Jesús no se queda satisfecho. Por eso, se dirige a ellos y les pregunta. Bien, eso dice la gente de Mí. «¿Y vosotros, quién decís que soy Yo?» Pedro toma la palabra y en nombre de los Doce responde: «Tú eres el Cristo, el Hijo de Dios vivo». Acto seguido Jesús pronuncia sobre él estas palabras: «Pues yo, a mi vez, te digo a ti: Tú eres Pedro y sobre esta piedra edificaré mi Iglesia. A ti te daré las llaves del reino de los cielos; y lo que ates en la tierra quedará atado en el cielo y lo que desates en la tierra quedará desatado en el cielo».

Las tres metáforas que usa Jesús son muy claras. Pedro será el cimiento, la roca sobre el que se apoyará el edificio de la Iglesia; tendrá las llaves del reino de los cielos para abrir y cerrar a quien le parezca oportuno; podrá atar y desatar, es decir, podrá decidir lo que considere necesario para la vida de la Iglesia, que es y sigue siendo la Iglesia de Cristo.

Hoy es una promesa. Lo expresan los tres verbos en futuro: edificaré, te daré, atarás o desatarás. Habrá otro momento en el que esta promesa se cumpla. Eso acontece pocos días después de la Resurrección. Estando en Galilea, junto al lago en el que Pedro había desarrollado su actividad de pescador, Jesús le dice en tono absolutamente solemne: «¿Pedro, me amas? Sí, Señor. Pues apacienta mis ovejas». Luego repite la pregunta y escucha la misma respuesta, y Jesús vuelve a repetir: «apacienta mis corderos». Jesús sigue insistiendo: «Pedro ¿me amas?» Y Pedro se pone triste y dice con tanta verdad como pena: Señor, tú lo sabes todo. Tú sabes que te quiero. Y Jesús le responde de nuevo: «apacienta mis corderos». El redil es la Iglesia; los corderos y las ovejas, son los que creerán en Jesús a lo largo de los siglos. Pedro ha sido constituido Pastor supremo, Pastor de Pastores.

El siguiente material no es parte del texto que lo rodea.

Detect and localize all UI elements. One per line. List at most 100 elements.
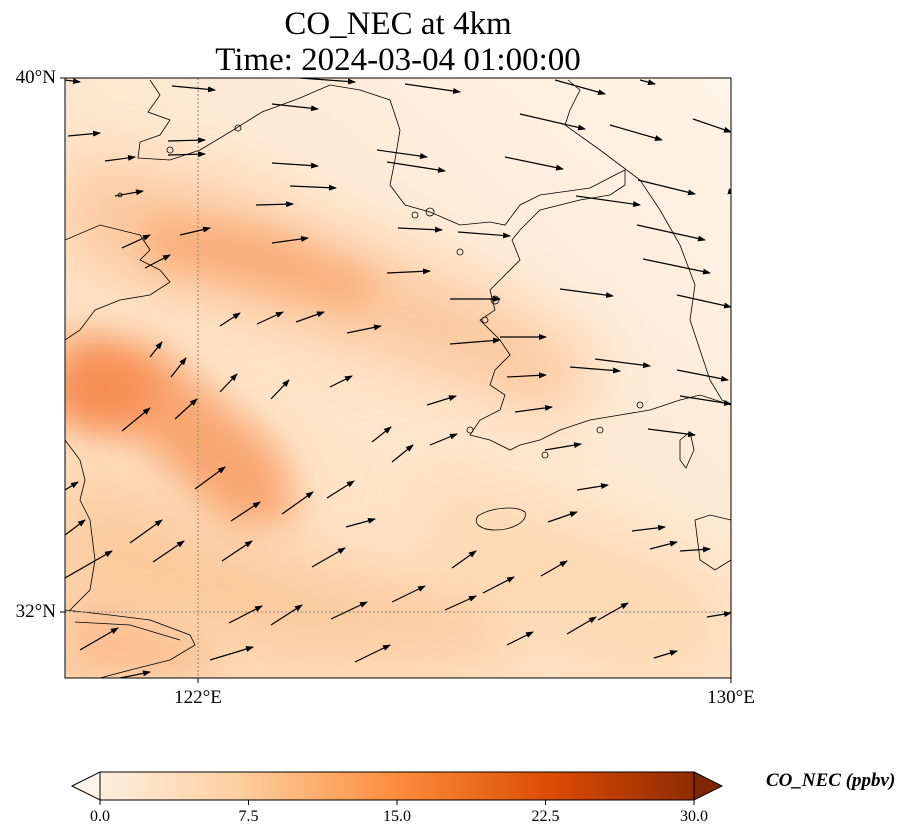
wind-arrow <box>170 357 187 378</box>
wind-arrow <box>653 650 678 659</box>
map-title: CO_NEC at 4km <box>284 6 512 42</box>
wind-arrow <box>345 517 376 528</box>
axis-ticks <box>60 77 732 683</box>
wind-arrow <box>547 511 578 523</box>
wind-arrow <box>559 288 614 299</box>
wind-arrow <box>179 226 211 236</box>
wind-arrow <box>444 595 477 611</box>
wind-arrow <box>727 188 731 195</box>
wind-arrow <box>289 184 337 191</box>
wind-arrow <box>65 78 81 85</box>
map-time-subtitle: Time: 2024-03-04 01:00:00 <box>215 42 581 78</box>
wind-arrow <box>639 79 656 86</box>
wind-arrow <box>457 231 511 239</box>
wind-arrow <box>121 407 151 432</box>
wind-arrow <box>642 258 711 275</box>
wind-arrow <box>426 395 457 406</box>
wind-arrow <box>514 404 553 413</box>
wind-arrow <box>609 124 663 141</box>
wind-arrow <box>566 616 597 635</box>
wind-arrow <box>221 540 253 562</box>
wind-arrow <box>554 79 606 96</box>
lat-label-32n: 32°N <box>15 601 56 622</box>
wind-arrow <box>144 254 171 269</box>
colorbar-tick: 0.0 <box>90 808 110 825</box>
wind-arrow <box>504 156 564 171</box>
wind-arrow <box>149 341 163 358</box>
wind-arrow <box>649 540 678 550</box>
wind-arrow <box>679 395 731 406</box>
wind-arrow <box>167 151 206 158</box>
wind-arrow <box>219 373 238 393</box>
wind-arrow <box>676 369 729 382</box>
wind-arrow <box>174 398 198 420</box>
wind-arrow <box>209 646 254 661</box>
wind-arrow <box>506 631 534 646</box>
wind-arrow <box>119 670 151 678</box>
wind-arrow <box>594 358 651 369</box>
wind-arrow <box>397 226 443 233</box>
colorbar <box>70 771 724 805</box>
wind-arrow <box>679 546 711 553</box>
wind-arrow <box>540 560 568 577</box>
wind-arrow <box>482 576 515 594</box>
wind-arrow <box>271 235 309 244</box>
wind-arrow <box>129 519 163 544</box>
wind-arrow <box>326 480 355 499</box>
wind-arrow <box>299 78 356 85</box>
wind-arrow <box>519 113 586 131</box>
wind-arrow <box>219 312 241 327</box>
wind-arrow <box>295 311 325 323</box>
coastlines <box>65 79 731 678</box>
wind-arrow <box>329 375 353 388</box>
wind-arrow <box>576 483 609 491</box>
wind-arrow <box>270 379 290 400</box>
wind-arrow <box>647 428 696 438</box>
colorbar-label: CO_NEC (ppbv) <box>766 770 896 791</box>
gridlines <box>65 78 731 678</box>
wind-arrow <box>544 442 582 451</box>
wind-arrow <box>121 234 151 249</box>
wind-arrow <box>194 466 226 490</box>
wind-arrow <box>271 162 319 169</box>
wind-arrow <box>386 161 446 173</box>
wind-arrow <box>152 540 185 563</box>
concentration-field <box>65 78 731 678</box>
wind-arrow <box>391 444 414 463</box>
wind-arrow <box>404 83 461 94</box>
wind-arrow <box>65 481 79 491</box>
wind-arrow <box>569 366 621 374</box>
wind-arrow <box>270 604 303 626</box>
wind-arrow <box>676 294 731 309</box>
wind-arrow <box>255 201 294 208</box>
wind-arrow <box>386 268 431 275</box>
wind-arrow <box>354 644 391 663</box>
wind-arrow <box>597 602 629 621</box>
wind-arrow <box>346 324 382 334</box>
colorbar-tick: 15.0 <box>383 808 411 825</box>
wind-arrow <box>506 372 547 379</box>
wind-arrow <box>256 311 284 325</box>
wind-arrow <box>376 149 428 160</box>
map-frame <box>64 77 732 679</box>
wind-arrow <box>67 130 101 137</box>
wind-arrow <box>706 611 731 618</box>
wind-arrow <box>271 103 319 112</box>
wind-arrow <box>65 519 86 536</box>
wind-arrow <box>692 118 731 133</box>
wind-arrow <box>171 85 216 93</box>
colorbar-tick: 30.0 <box>680 808 708 825</box>
wind-arrow <box>167 137 206 144</box>
wind-arrow <box>104 154 136 162</box>
lat-label-40n: 40°N <box>15 67 56 88</box>
wind-arrow <box>637 179 696 196</box>
wind-arrow <box>330 601 368 620</box>
wind-arrow <box>114 189 144 197</box>
wind-arrow <box>65 550 113 579</box>
wind-arrow <box>79 627 119 651</box>
wind-arrow <box>230 501 261 522</box>
lon-label-122e: 122°E <box>174 687 222 708</box>
wind-arrow <box>391 585 426 603</box>
wind-arrow <box>636 224 706 242</box>
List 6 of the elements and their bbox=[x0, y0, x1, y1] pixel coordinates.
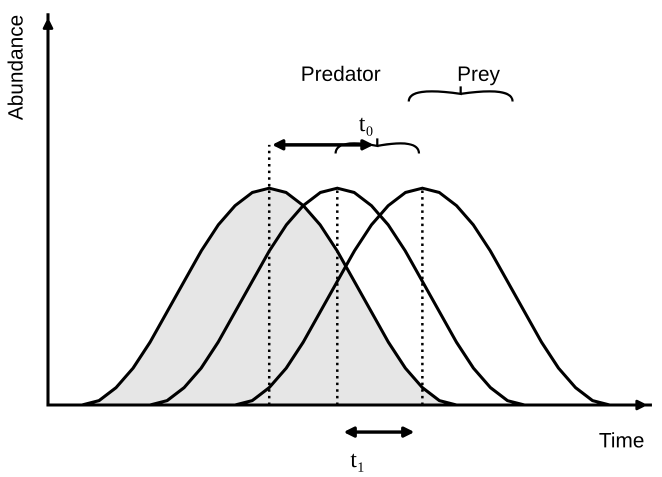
y-axis-title: Abundance bbox=[7, 16, 23, 120]
text: t₁ bbox=[350, 454, 364, 472]
x-axis-title: Time bbox=[599, 432, 644, 448]
text: Predator bbox=[302, 66, 380, 82]
text: Prey bbox=[458, 66, 500, 86]
text: t₀ bbox=[359, 118, 372, 136]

¿Por qué Pedro se puso triste, cuando Jesús le preguntó por tercera vez si le amaba? Porque aquel Pedro que había alardeado de dar la vida por él y de no abandonarle nunca, aunque todos los hicieran, había tenido la experiencia de su debilidad en la noche de la traición. Él, y sólo él, negó al Maestro. Todos fueron cobardes y huyeron, pero él fue el único que cometió el terrible pecado de traicionar a Jesús. Jesús podía haberle retirado su confianza y privarle de lo que le había prometido, pues se había hecho indigno de merecer tal distinción. Pedro volvió sobre sus pasos, reconoció su pecado, lloró amargamente y continuó al lado de Jesús con entusiasmo. Superó la prueba de la fe, abandonándose a Él. Aprendió que también él es débil y necesita perdón. Por eso, tras el arrepentimiento liberador y tras el llanto de contrición, ya está preparado para su misión. Desde aquel día Pedro siguió al Maestro con la conciencia clara de su fragilidad. Del ingenuo entusiasmo de la adhesión inicial, Pedro pasó a fiarse completamente de Jesús a través de la experiencia de su debilidad y de su contrición. Un día, ya próximo a su martirio, escribirá en una de sus cartas: «He sido testigo de los sufrimientos de Cristo y partícipe de la gloria que está para manifestarse» (1Pe 5, 1).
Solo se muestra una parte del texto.